Currie new sports director


    K-State began its new term under athletic director John Currie Monday. After a three-month national search, Currie was introduced as the 15th athletic director at a May 18 press conference.
    Currie, who was most recently the executive associate athletic director for the University of Tennessee, graduated in 1993 from Wake Forest University. He also earned his masters degree in sports management from Tennessee in 2003.
    Currie worked in various capacities for the Tennessee athletic department. In the past decade, Currie created sales strategies that led to single-game attendance records during football season and served as president of the Southeastern Conference (SEC) development officers group. Currie was also named one of the “Top 40 Leaders Under 40” by the Knoxville (Tenn.) News Sentinel.
    The Collegian had the opportunity to ask Currie some questions about his new job.
Q:  How familiar are you with things here currently?

A: There appear to be really, really good coaches across the board, good people and good coaches. You know in our network or industry, administrators talk to each other. We’re competitive, but we want to win, and we want to beat each other. But we know that there is a greater thing beyond just our own schools [the Big 12] in terms of intercollegiate athletics and student-athlete welfare. We have a pretty collegial type relationship. When you’ve been around a while and built relationships with people from many different schools, you kind of get a sense of what people are about. 

Q:  Do you have any big goals in mind for the fall?

A: My primary goal right now is just getting to know people, internal and external.

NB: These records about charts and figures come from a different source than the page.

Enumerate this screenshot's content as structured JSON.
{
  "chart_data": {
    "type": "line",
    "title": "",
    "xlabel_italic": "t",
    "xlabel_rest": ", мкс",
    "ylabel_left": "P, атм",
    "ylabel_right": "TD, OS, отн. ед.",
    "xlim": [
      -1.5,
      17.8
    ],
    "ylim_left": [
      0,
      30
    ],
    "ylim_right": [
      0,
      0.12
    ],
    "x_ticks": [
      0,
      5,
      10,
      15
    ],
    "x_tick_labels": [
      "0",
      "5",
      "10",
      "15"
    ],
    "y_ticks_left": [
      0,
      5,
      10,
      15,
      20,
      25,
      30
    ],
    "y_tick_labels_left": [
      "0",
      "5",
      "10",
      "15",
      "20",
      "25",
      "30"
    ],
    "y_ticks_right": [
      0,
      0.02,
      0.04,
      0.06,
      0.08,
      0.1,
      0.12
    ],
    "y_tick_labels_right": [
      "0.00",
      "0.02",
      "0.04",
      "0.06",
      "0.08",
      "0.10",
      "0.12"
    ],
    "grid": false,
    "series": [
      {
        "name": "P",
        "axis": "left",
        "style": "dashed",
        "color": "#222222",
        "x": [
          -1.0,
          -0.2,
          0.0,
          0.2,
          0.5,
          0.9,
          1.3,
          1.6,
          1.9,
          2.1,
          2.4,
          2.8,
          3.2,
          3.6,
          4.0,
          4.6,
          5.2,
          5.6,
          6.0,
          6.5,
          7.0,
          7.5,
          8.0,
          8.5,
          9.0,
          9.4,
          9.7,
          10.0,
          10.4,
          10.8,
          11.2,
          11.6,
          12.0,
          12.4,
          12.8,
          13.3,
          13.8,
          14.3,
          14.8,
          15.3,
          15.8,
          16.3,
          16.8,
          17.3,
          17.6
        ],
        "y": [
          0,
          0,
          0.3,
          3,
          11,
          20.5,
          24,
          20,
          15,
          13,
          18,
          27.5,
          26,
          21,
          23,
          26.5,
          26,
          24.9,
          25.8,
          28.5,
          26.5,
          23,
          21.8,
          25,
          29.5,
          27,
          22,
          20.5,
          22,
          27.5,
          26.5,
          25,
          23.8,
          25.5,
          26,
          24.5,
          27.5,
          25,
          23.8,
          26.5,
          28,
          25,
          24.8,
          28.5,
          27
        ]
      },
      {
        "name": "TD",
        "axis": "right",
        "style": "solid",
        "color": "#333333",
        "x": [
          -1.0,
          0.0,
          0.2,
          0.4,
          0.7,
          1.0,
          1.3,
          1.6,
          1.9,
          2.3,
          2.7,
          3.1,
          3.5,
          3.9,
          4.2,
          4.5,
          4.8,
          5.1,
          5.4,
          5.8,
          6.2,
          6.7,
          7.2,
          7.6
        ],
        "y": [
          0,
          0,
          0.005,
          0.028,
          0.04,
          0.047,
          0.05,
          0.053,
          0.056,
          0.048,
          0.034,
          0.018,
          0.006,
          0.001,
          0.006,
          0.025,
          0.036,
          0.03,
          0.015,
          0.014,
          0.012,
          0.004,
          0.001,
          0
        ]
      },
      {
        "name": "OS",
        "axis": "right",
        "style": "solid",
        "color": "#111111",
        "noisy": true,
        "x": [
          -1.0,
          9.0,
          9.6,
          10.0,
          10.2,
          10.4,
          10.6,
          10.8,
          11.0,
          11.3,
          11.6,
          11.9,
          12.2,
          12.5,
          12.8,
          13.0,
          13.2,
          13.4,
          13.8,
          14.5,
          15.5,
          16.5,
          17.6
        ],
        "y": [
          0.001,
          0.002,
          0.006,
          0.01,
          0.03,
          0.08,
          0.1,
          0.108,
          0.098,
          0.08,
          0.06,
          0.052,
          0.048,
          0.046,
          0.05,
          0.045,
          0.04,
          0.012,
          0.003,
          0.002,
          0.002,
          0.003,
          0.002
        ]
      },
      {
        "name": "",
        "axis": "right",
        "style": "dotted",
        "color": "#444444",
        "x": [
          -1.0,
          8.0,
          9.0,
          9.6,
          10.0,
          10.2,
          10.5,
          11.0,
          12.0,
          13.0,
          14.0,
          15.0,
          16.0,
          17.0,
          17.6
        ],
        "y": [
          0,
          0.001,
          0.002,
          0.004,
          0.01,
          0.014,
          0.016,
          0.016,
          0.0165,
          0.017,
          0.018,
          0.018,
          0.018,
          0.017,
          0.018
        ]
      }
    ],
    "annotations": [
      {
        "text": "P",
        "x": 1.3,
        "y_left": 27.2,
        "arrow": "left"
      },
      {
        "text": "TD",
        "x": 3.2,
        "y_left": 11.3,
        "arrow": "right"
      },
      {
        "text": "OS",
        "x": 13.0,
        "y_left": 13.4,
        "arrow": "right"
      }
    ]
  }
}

That’s why I wanted to come over here and have lunch with [the Collegian reporters], we could have had lunch over at our place, but, I wanted to make a point. This is my first day, and I am in a place where I can visually see as many students at one time as I can otherwise. When we talk about recruiting, I want to be able to say if I’m helping a coach, I want to be able to say to a parent that I’ve been in the food court and you can get this, this and this, not reading it from a brochure. I’m going to go meet with the faculty senate tomorrow and speak to them and go to these CatBacker events tonight in Great Bend [Kan.], and then tomorrow night to Hutchinson [Kan.], and then miss a couple and go to Marysville [Kan.].

Q:  What was your first impression of Manhattan?

A: Terrific – it was really positive. I grew up in what was a small town, Chapel Hill, [N.C.] We had five or six elementary schools and two junior high schools and one high school – you know, kind of like it is here. I was driving in last night, and you know everything is right there; it is easy to live in this community, and one of the advantages that Kansas State has is that this is a university community.  Now, there’s a responsibility that the university and athletics program have in place, because you get a lot from that. We have a real responsibility to be an active participant and leader in the community, but that’s a huge advantage for a university, I think, and for an athletics department.

Q:  What do you think of the campus?

A: It’s really, really pretty. I mean, I know it is not like this all year-round because whenever it is cold or whatever. But I mean everything is so green, and one of the neat things that kind of gives credit to the leadership here for years and years is keeping the same building type, the limestone. When I was here last time we came on a Sunday evening, and I like to run. I got up in the morning before each of my days and walked, just walked around campus. Like Tuesday morning, I got up early, walked around and found the library. It’s a beautiful building. I went in the all-night study area there, such a nice building.